Sales Down? Time To Dial Down The SKUs


While all marketers are wrestling with what this recession will mean to consumer spending patterns in the months ahead, savvy retailers are sifting through spending data to learn how they can use the downturn to their advantage--redefining the way they serve their core audiences.

Karla Martin, a partner with Booz & Co. who specializes in organization and strategy for consumer products and retail clients, says it's all about smart allocation--stores devoting more space to what consumers want, and limiting the offerings that simply get in their way. Done well, it boosts profits and customer satisfaction. In fact, Booz says it's the biggest trend in retailing since the Big Box. Martin explains how companies can reallocate resources and win new customers, even at a time when business is down.

Q: What do customers want from retailers?



A: Well, it depends on types of stores, of course. But in general, there's a widespread consumer frustration out there, with many shoppers feeling there are too many choices, presented in a way that's needlessly complicated.

So in apparel, they want stores to be curators. You don't go to a museum to see every landscape ever painted--you want to see things from the 18th-century pastoral school. They want that kind of editing. They want retailers to stock brands that show they understand a certain lifestyle, especially now, coming off five years of hard-core brand identification. Take Juicy Couture. Fans know it's come a long way beyond that pink sweatsuit with "Juicy" on the bottom. They think, 'this brand knows I dress up sometimes, and that sometimes I want new sunglasses.'

In grocery stores, they see way too many SKUs. The average household buys something like 650 SKUs in a given year--a tiny fraction of the million or so that are out there. Many stores have seen category sales go up 25 to 50% when they streamline--consumers don't necessarily want to see five sizes and seven scents of every single household cleaner.

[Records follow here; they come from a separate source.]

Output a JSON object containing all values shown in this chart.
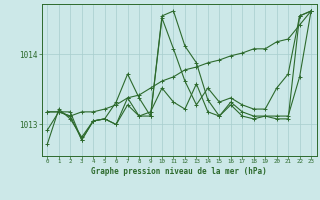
{
  "title": "Graphe pression niveau de la mer (hPa)",
  "background_color": "#cce8e8",
  "line_color": "#2d6a2d",
  "x_ticks": [
    0,
    1,
    2,
    3,
    4,
    5,
    6,
    7,
    8,
    9,
    10,
    11,
    12,
    13,
    14,
    15,
    16,
    17,
    18,
    19,
    20,
    21,
    22,
    23
  ],
  "y_ticks": [
    1013,
    1014
  ],
  "ylim": [
    1012.55,
    1014.72
  ],
  "xlim": [
    -0.5,
    23.5
  ],
  "series": [
    [
      1012.72,
      1013.22,
      1013.08,
      1012.82,
      1013.05,
      1013.08,
      1013.0,
      1013.38,
      1013.12,
      1013.12,
      1014.55,
      1014.62,
      1014.12,
      1013.88,
      1013.35,
      1013.12,
      1013.28,
      1013.12,
      1013.08,
      1013.12,
      1013.08,
      1013.08,
      1014.55,
      1014.62
    ],
    [
      1013.18,
      1013.18,
      1013.12,
      1012.78,
      1013.05,
      1013.08,
      1013.0,
      1013.28,
      1013.12,
      1013.18,
      1013.52,
      1013.32,
      1013.22,
      1013.58,
      1013.18,
      1013.12,
      1013.32,
      1013.18,
      1013.12,
      1013.12,
      1013.12,
      1013.12,
      1013.68,
      1014.62
    ],
    [
      1012.92,
      1013.18,
      1013.18,
      1012.78,
      1013.05,
      1013.08,
      1013.32,
      1013.72,
      1013.38,
      1013.12,
      1014.52,
      1014.08,
      1013.62,
      1013.28,
      1013.52,
      1013.32,
      1013.38,
      1013.28,
      1013.22,
      1013.22,
      1013.52,
      1013.72,
      1014.55,
      1014.62
    ],
    [
      1013.18,
      1013.18,
      1013.12,
      1013.18,
      1013.18,
      1013.22,
      1013.28,
      1013.38,
      1013.42,
      1013.52,
      1013.62,
      1013.68,
      1013.78,
      1013.82,
      1013.88,
      1013.92,
      1013.98,
      1014.02,
      1014.08,
      1014.08,
      1014.18,
      1014.22,
      1014.42,
      1014.62
    ]
  ]
}
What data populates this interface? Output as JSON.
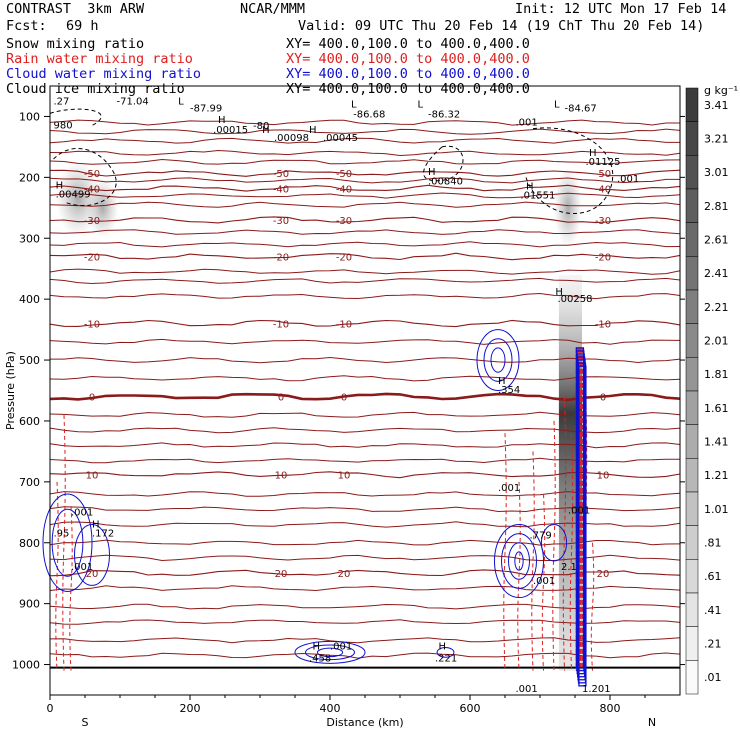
{
  "header": {
    "model": "CONTRAST  3km ARW",
    "org": "NCAR/MMM",
    "init": "Init: 12 UTC Mon 17 Feb 14",
    "fcst_label": "Fcst:",
    "fcst_value": "69 h",
    "valid": "Valid: 09 UTC Thu 20 Feb 14 (19 ChT Thu 20 Feb 14)",
    "fields": [
      {
        "name": "Snow mixing ratio",
        "xy": "XY= 400.0,100.0 to 400.0,400.0",
        "color": "#000000"
      },
      {
        "name": "Rain water mixing ratio",
        "xy": "XY= 400.0,100.0 to 400.0,400.0",
        "color": "#e02020"
      },
      {
        "name": "Cloud water mixing ratio",
        "xy": "XY= 400.0,100.0 to 400.0,400.0",
        "color": "#1010d0"
      },
      {
        "name": "Cloud ice mixing ratio",
        "xy": "XY= 400.0,100.0 to 400.0,400.0",
        "color": "#000000"
      }
    ]
  },
  "chart_data": {
    "type": "contour",
    "xlabel": "Distance (km)",
    "ylabel": "Pressure (hPa)",
    "xlim": [
      0,
      900
    ],
    "ylim": [
      1050,
      50
    ],
    "x_ticks": [
      0,
      200,
      400,
      600,
      800
    ],
    "y_ticks": [
      100,
      200,
      300,
      400,
      500,
      600,
      700,
      800,
      900,
      1000
    ],
    "x_end_labels": {
      "left": "S",
      "right": "N"
    },
    "temperature_contours": [
      {
        "value": -50,
        "pressure": 193,
        "label": "-50"
      },
      {
        "value": -40,
        "pressure": 218,
        "label": "-40"
      },
      {
        "value": -30,
        "pressure": 270,
        "label": "-30"
      },
      {
        "value": -20,
        "pressure": 330,
        "label": "-20"
      },
      {
        "value": -10,
        "pressure": 440,
        "label": "-10"
      },
      {
        "value": 0,
        "pressure": 560,
        "label": "0"
      },
      {
        "value": 10,
        "pressure": 688,
        "label": "10"
      },
      {
        "value": 20,
        "pressure": 850,
        "label": "20"
      }
    ],
    "annotations": [
      {
        "text": ".27",
        "x": 5,
        "p": 80
      },
      {
        "text": "-71.04",
        "x": 95,
        "p": 80
      },
      {
        "text": "L",
        "x": 183,
        "p": 80
      },
      {
        "text": "-87.99",
        "x": 200,
        "p": 92
      },
      {
        "text": "H",
        "x": 240,
        "p": 111
      },
      {
        "text": ".00015",
        "x": 233,
        "p": 127
      },
      {
        "text": "-80",
        "x": 290,
        "p": 121
      },
      {
        "text": "H",
        "x": 303,
        "p": 127
      },
      {
        "text": ".00098",
        "x": 320,
        "p": 140
      },
      {
        "text": "H",
        "x": 370,
        "p": 127
      },
      {
        "text": ".00045",
        "x": 390,
        "p": 140
      },
      {
        "text": "L",
        "x": 430,
        "p": 85
      },
      {
        "text": "-86.68",
        "x": 433,
        "p": 102
      },
      {
        "text": "L",
        "x": 525,
        "p": 85
      },
      {
        "text": "-86.32",
        "x": 540,
        "p": 102
      },
      {
        "text": "L",
        "x": 720,
        "p": 85
      },
      {
        "text": "-84.67",
        "x": 735,
        "p": 92
      },
      {
        "text": ".001",
        "x": 665,
        "p": 115
      },
      {
        "text": "980",
        "x": 5,
        "p": 120
      },
      {
        "text": "H",
        "x": 770,
        "p": 165
      },
      {
        "text": ".01125",
        "x": 765,
        "p": 180
      },
      {
        "text": ".001",
        "x": 810,
        "p": 208
      },
      {
        "text": "H",
        "x": 8,
        "p": 218
      },
      {
        "text": ".00499",
        "x": 8,
        "p": 233
      },
      {
        "text": "H",
        "x": 540,
        "p": 196
      },
      {
        "text": ".00840",
        "x": 540,
        "p": 212
      },
      {
        "text": "H",
        "x": 680,
        "p": 220
      },
      {
        "text": ".01551",
        "x": 672,
        "p": 235
      },
      {
        "text": "H",
        "x": 722,
        "p": 393
      },
      {
        "text": ".00258",
        "x": 725,
        "p": 405
      },
      {
        "text": "H",
        "x": 640,
        "p": 539
      },
      {
        "text": ".354",
        "x": 640,
        "p": 554
      },
      {
        "text": ".001",
        "x": 640,
        "p": 715
      },
      {
        "text": ".001",
        "x": 30,
        "p": 755
      },
      {
        "text": "H",
        "x": 60,
        "p": 775
      },
      {
        "text": ".172",
        "x": 60,
        "p": 790
      },
      {
        "text": ".95",
        "x": 5,
        "p": 790
      },
      {
        "text": ".001",
        "x": 30,
        "p": 845
      },
      {
        "text": ".779",
        "x": 685,
        "p": 793
      },
      {
        "text": "2.1",
        "x": 730,
        "p": 845
      },
      {
        "text": ".001",
        "x": 690,
        "p": 868
      },
      {
        "text": ".001",
        "x": 740,
        "p": 752
      },
      {
        "text": "H",
        "x": 375,
        "p": 975
      },
      {
        "text": ".458",
        "x": 370,
        "p": 995
      },
      {
        "text": ".001",
        "x": 400,
        "p": 975
      },
      {
        "text": "H",
        "x": 555,
        "p": 975
      },
      {
        "text": ".221",
        "x": 550,
        "p": 995
      },
      {
        "text": ".001",
        "x": 665,
        "p": 1045
      },
      {
        "text": "1.201",
        "x": 760,
        "p": 1045
      }
    ],
    "colorbar": {
      "unit": "g kg⁻¹",
      "labels": [
        "3.41",
        "3.21",
        "3.01",
        "2.81",
        "2.61",
        "2.41",
        "2.21",
        "2.01",
        "1.81",
        "1.61",
        "1.41",
        "1.21",
        "1.01",
        ".81",
        ".61",
        ".41",
        ".21",
        ".01"
      ]
    }
  }
}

Q: So is it as simple as cutting back on the products that don't sell?

A: No, it really takes careful analysis and smart segmentation, often at the local level. Sometimes, when stores edit their offerings from a "long tail" perspective, they can wind up cutting off their tail to spite their face. One of our clients sold an organic cereal made by Weetabix, and it didn't really do well. But it turns out that the people who did buy this particular cereal tended to buy almost exclusively green items, and had a bigger basket than other shoppers at the end of the trip.

Chains also need to figure out what's missing. In some stores, Kroger now sells milk in three-quarter-gallon containers for people who found a gallon too big and half-gallon too small.

Q: Do you think the outlook for retail is bleak, as so many others seem to feel these days?

A: I think the news of the demise of retail has been widely exaggerated. Players in the value end, like Walmart now and eventually Target, will do well. And I believe there's a lot of pent-up demand in the luxury end of the business. And some stores are really serving their customers: Ralph Lauren shoppers identify with that lifestyle, and the stores know how to offer an assortment that's constantly appealing.

Q: How will specialty retailers fare?

A: If they were struggling already, the recession is just sort of the straw that breaks the back of things. More or less, the Gap's Old Navy appeals to the same value customer as Walmart, but Walmart is doing well, and Old Navy isn't. Yet the Gap's Banana Republic is doing relatively well--it's gotten laser-sharp in how it defines its brand, skirting the edge of fashion without being too fashionable. How did Ann Taylor go from being a chain that always seemed to get it right to being so dowdy?

Q: Is the recession actually changing consumer behavior, or are they the same, and just spending less?

A: They're spending differently--they are wearing their old clothes, and not paying attention to things like hem lengths. But they are buying new accessories. Consumers are buying less, and part of the reason is that they are being choosy.